Ralph sauntered down the drive to where they were parked. “What’s that?” he wanted to know, pointing at the snowblower in back of the El Camino. Having successfully swiped it back from Carl Roebuck, Sully had all but forgotten the snowblower. Which fit in with one of his theories about life, that you missed what you didn’t have far more than you appreciated what you did have. It was for this reason he’d always felt that owning things was overrated. All you were doing was alleviating the disappointment of not owning them.
“It’s the snowblower I promised you,” Sully said. “Come have a look.”
Ralph approached dubiously. “It’s a beauty,” he said when he’d had a chance to examine it under the street lamp. “I can’t afford it, though, Sully.”
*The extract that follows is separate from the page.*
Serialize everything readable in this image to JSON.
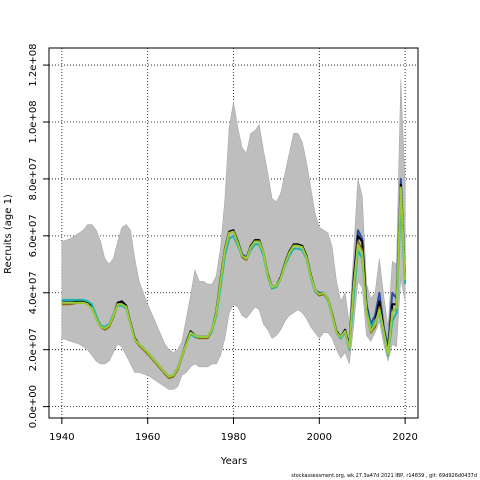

“Sure, you can,” Sully told him. “I got it for nothing.”
“It’s true,” Peter said, surprising Sully, who hadn’t expected such easy complicity. He’d half expected Vera’s stern moral training to reassert itself, for Peter to confess to Ralph that the snowblower was stolen. Instead, there he was, grinning mischievously beneath the halo of lamplight.
“I might want to borrow it sometimes,” Sully warned. “Like every time it snows real hard.”
“Sure,” Ralph said.
Together the three men unloaded the snowblower, put it safely into Ralph’s garage, where, unless Carl Roebuck conducted a house-to-house search, it would be safe for a while. The three men stood in the dark garage, staring at the stolen snowblower.